Les deux chaises en bois, le café qui refroidit dans nos tasses, les clopes roulées et les blondes toutes faites, nous ont accueillies de nombreuses heures depuis toutes ces années. Nos années un peu folles, nos entrées dans l’âge adulte, celui qui montre bien que tu ne pourras jamais revenir en arrière. Les premiers impôts que tu paies alors qu’on avait avant une seule idée en tête, ne jamais oublier de respirer. Marie tu me manques. J’aimerais partager avec toi ce que je ne partage avec presque personne d’autre. Les versions édulcorées que je leur sers suffit amplement pour ce que je partage avec eux, personne ne mérite que je leur raconte mes cris, mes rires et mes larmes avec la même intensité que celle qui t’est réservée. Alors en dehors de nous, je ne parle plus. Avec toi c’est sans détours, sans omettre le moindre détail.
Avec nos sourires et la pluie, petit crachin breton qui manque à mes jours parfois. Souvent en ce moment. J’ai peur d’oublier les lignes de ton corps, les contours de ton visage même si les photos que je peux voir me font penser que jamais je n’oublierai la moindre ridule d’expression de tes mimiques ou de tes grimaces.
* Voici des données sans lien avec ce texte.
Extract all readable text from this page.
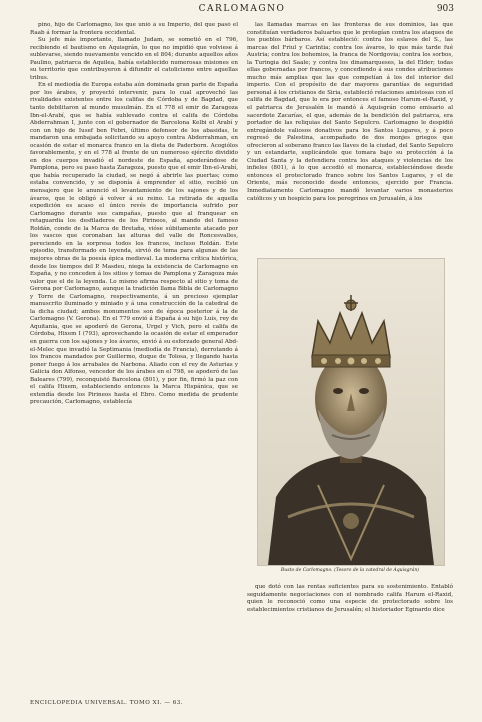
CARLOMAGNO	903

pino, hijo de Carlomagno, los que unió á su Imperio, del que pasó el Raab á formar la frontera occidental.

Su jefe más importante, llamado Judam, se sometió en el 796, recibiendo el bautismo en Aquisgrán, lo que no impidió que volviese á sublevarse, siendo nuevamente vencido en el 804; durante aquellos años Paulino, patriarca de Aquilea, había establecido numerosas misiones en su territorio que contribuyeron á difundir el catolicismo entre aquellas tribus.

En el mediodía de Europa estaba aún dominada gran parte de España por los árabes, y proyectó intervenir, para lo cual aprovechó las rivalidades existentes entre los califas de Córdoba y de Bagdad, que tanto debilitaron al mundo musulmán. En el 778 el emir de Zaragoza Ibn-el-Arabí, que se había sublevado contra el califa de Córdoba Abderrahman I, junto con el gobernador de Barcelona Kelbi el Arabí y con un hijo de Iusef ben Febri, último defensor de los abasidas, le mandaron una embajada solicitando su apoyo contra Abderrahman, en ocasión de estar el monarca franco en la dieta de Paderborn. Acogiólos favorablemente, y en el 778 al frente de un numeroso ejército dividido en dos cuerpos invadió el nordeste de España, apoderándose de Pamplona, pero su paso hasta Zaragoza, puesto que el emir Ibn-el-Arabí, que había recuperado la ciudad, se negó á abrirle las puertas; como estaba convencido, y se disponía á emprender el sitio, recibió un mensajero que le anunció el levantamiento de los sajones y de los ávaros, que le obligó á volver á su reino. La retirada de aquella expedición es acaso el único revés de importancia sufrido por Carlomagno durante sus campañas, puesto que al franquear en retaguardia los desfiladeros de los Pirineos, al mando del famoso Roldán, conde de la Marca de Bretaña, vióse súbitamente atacado por los vascos que coronaban las alturas del valle de Roncesvalles, pereciendo en la sorpresa todos los francos, incluso Roldán. Este episodio, transformado en leyenda, sirvió de tema para algunas de las mejores obras de la poesía épica medieval. La moderna crítica histórica, desde los tiempos del P. Masdeu, niega la existencia de Carlomagno en España, y no conceden á los sitios y tomas de Pamplona y Zaragoza más valor que el de la leyenda. Lo mismo afirma respecto al sitio y toma de Gerona por Carlomagno, aunque la tradición llama Bibla de Carlomagno y Torre de Carlomagno, respectivamente, á un precioso ejemplar manuscrito iluminado y miniado y á una construcción de la catedral de la dicha ciudad; ambos monumentos son de época posterior á la de Carlomagno (V. Gerona). En el 779 envió á España á su hijo Luis, rey de Aquitania, que se apoderó de Gerona, Urgel y Vich, pero el califa de Córdoba, Hixem I (793), aprovechando la ocasión de estar el emperador en guerra con los sajones y los ávaros, envió á su esforzado general Abd-el-Melec que invadió la Septimania (mediodía de Francia), derrotando á los francos mandados por Guillermo, duque de Tolosa, y llegando hasta poner fuego á los arrabales de Narbona. Aliado con el rey de Asturias y Galicia don Alfonso, vencedor de los árabes en el 798, se apoderó de las Baleares (799), reconquistó Barcelona (801), y por fin, firmó la paz con el califa Hixem, estableciendo entonces la Marca Hispánica, que se extendía desde los Pirineos hasta el Ebro. Como medida de prudente precaución, Carlomagno, establecía

las llamadas marcas en las fronteras de sus dominios, las que constituían verdaderos baluartes que le protegían contra los ataques de los pueblos bárbaros. Así estableció: contra los eslavos del S., las marcas del Friul y Carintia; contra los ávaros, lo que más tarde fué Austria; contra los bohemios, la franca de Nordgovia; contra los sorbos, la Turingia del Saale; y contra los dinamarqueses, la del Elder; todas ellas gobernadas por francos, y concediendo á sus condes atribuciones mucho más amplias que las que competían á los del interior del imperio. Con el propósito de dar mayores garantías de seguridad personal á los cristianos de Siria, estableció relaciones amistosas con el califa de Bagdad, que lo era por entonces el famoso Harum-el-Raxid, y el patriarca de Jerusalén le mandó á Aquisgrán como emisario al sacerdote Zacarías, el que, además de la bendición del patriarca, era portador de las reliquias del Santo Sepulcro. Carlomagno le despidió entregándole valiosos donativos para los Santos Lugares, y á poco regresó de Palestina, acompañado de dos monjes griegos que ofrecieron al soberano franco las llaves de la ciudad, del Santo Sepulcro y un estandarte, suplicándole que tomara bajo su protección á la Ciudad Santa y la defendiera contra los ataques y violencias de los infieles (801), á lo que accedió el monarca, estableciéndose desde entonces el protectorado franco sobre los Santos Lugares, y el de Oriente, más reconocido desde entonces, ejercido por Francia. Inmediatamente Carlomagno mandó levantar varios monasterios católicos y un hospicio para los peregrinos en Jerusalén, á los

Busto de Carlomagno. (Tesoro de la catedral de Aquisgrán)

que dotó con las rentas suficientes para su sostenimiento. Entabló seguidamente negociaciones con el nombrado califa Harum el-Raxid, quien le reconoció como una especie de protectorado sobre los establecimientos cristianos de Jerusalén; el historiador Eginardo dice

ENCICLOPEDIA UNIVERSAL. TOMO XI. — 63.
Nous faisons toujours les mêmes promesses que la candeur de notre adolescence nous permettait. Nous évoquons toujours nos amours et nos emmerdes, comme si c’était hier.
Je viendrai, pour qu’on puisse marcher le long de l’eau, au soleil ou sous le pluie, qu’on écoute de la musique dans la voiture, qu’on puisse boire un verre de vin non loin du port. Je quitterai le gris de Paris pour te rejoindre. Je partirai loin d’ici pour quelques heures saines à tes côtés, en versant quelques larmes sur le quai de la gare. La distance est injuste alors je partirai pour la réduire, je prendrai une place en première et tu riras sans doute quand je te raconterai ma vaine tentative de goûter à la plaisante solitude des wagons de première classe : depuis tous ces aller-retours, tu sais que le train en seconde est aussi bruyant que la première et que « ceux qui payent plus cher ne sont pas toujours ceux qui sont les mieux élevés« .
On passera des moments heureux.
Et puis elle me ramènera à la gare, jusqu’à la prochaine fois. « Je reviendrai » je pleurerai dans ses bras. En montant dans le train, j’aurais du sable plein les poches et des coquillages dans le sac à main. Un jour je partirai, pour ne plus jamais avoir à revenir. Pour ne plus jamais être loin.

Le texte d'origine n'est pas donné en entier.